Assistant U.S. Attorney Stephen Inman said interviews with Saxon and psychological tests ruled out initial fears that he planned a "Fort Hood scenario" to harm soldiers at Fort Gordon or that he was "just a crazy individual." Inman told the judge he suspects Saxon was posing as a soldier to steal military hardware and sell it.

"I don't believe misguided patriotism was the source of his criminal actions in this case," Inman said. "I think the source was a profit motive. He loved this country and loved the Army so much that he decided to lie and steal from the Army."

Saxon wore an Army combat uniform with the rank and insignia of a master sergeant at least 10 times last year to Fort Gordon, home of the Army Signal Corps and one of largest military hospitals in the Southeast. During one visit, according to court records, he convinced a soldier to give him a laser-targeting sight for a rifle.

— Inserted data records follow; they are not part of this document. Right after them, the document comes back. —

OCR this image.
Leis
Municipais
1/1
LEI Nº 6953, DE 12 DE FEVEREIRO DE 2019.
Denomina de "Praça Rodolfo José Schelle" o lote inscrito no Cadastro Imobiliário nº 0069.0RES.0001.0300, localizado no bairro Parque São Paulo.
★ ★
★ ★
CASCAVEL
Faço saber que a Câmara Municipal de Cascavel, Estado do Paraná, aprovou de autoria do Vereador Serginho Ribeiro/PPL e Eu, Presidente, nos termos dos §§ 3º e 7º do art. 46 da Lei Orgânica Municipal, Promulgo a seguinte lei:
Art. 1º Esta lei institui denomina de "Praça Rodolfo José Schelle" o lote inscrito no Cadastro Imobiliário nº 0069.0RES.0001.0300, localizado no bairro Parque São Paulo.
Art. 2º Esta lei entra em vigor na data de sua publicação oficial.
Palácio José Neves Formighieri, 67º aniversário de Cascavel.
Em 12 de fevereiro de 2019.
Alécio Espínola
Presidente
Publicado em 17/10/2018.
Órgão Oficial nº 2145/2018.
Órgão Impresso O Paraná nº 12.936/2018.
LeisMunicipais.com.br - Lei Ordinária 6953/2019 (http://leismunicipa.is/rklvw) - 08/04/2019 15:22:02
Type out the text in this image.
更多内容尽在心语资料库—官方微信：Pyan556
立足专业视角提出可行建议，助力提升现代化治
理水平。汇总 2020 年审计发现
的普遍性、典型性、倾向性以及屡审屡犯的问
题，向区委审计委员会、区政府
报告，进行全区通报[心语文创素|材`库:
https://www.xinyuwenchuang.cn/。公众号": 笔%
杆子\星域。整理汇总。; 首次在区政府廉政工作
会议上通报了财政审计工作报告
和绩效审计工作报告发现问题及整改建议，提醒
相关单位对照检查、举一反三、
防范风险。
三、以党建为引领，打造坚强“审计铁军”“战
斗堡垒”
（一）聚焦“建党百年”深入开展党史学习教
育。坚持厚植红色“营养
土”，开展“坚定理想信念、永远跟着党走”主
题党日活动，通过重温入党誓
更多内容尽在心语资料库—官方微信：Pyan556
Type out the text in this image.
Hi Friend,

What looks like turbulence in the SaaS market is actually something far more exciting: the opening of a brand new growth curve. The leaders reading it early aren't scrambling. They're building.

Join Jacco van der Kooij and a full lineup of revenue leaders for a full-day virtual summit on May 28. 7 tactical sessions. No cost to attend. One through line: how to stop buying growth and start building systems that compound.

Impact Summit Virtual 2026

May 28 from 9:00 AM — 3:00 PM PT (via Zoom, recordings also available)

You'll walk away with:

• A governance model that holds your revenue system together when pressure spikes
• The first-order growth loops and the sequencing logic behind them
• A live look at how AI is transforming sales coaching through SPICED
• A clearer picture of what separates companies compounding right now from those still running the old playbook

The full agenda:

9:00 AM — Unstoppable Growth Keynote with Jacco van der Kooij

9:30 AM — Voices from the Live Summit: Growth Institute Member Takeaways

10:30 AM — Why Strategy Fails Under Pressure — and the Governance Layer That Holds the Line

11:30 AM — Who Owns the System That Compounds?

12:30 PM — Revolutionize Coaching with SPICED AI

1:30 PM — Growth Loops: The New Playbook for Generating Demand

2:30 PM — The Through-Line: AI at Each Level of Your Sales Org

The FBI determined Saxon was never employed at Fort Gordon, either as a soldier or a civilian.

Inman noted authorities suspect Saxon may have had a live anti-personnel mine at the time of his arrest, though a bomb squad blew it up before investigators could get a close look. Explosives charges were dropped as part of his plea deal, along with counts of theft of government property, theft of a firearm, illegal possession of a rifle with a shortened barrel.

The sentence Saxon received is far less than the maximum 23 years in prison allowed for the charges he pleaded guilty to.

Time he's already served in prison since his arrest, nearly a year, will count toward his sentence.

Saxon's family pleaded for mercy. His father told the judge that Saxon had known almost since he was born that he wanted to be a soldier.

Saxon's wife, Rhonda Saxon, said she had forgiven her husband. When Saxon was arrested, prosecutors said, she and other family members believed Saxon was about to deploy overseas to Afghanistan.

"He's a good person," she told the judge. "His love for the military is absolutely crazy. That's all he dreams about and thinks about every day."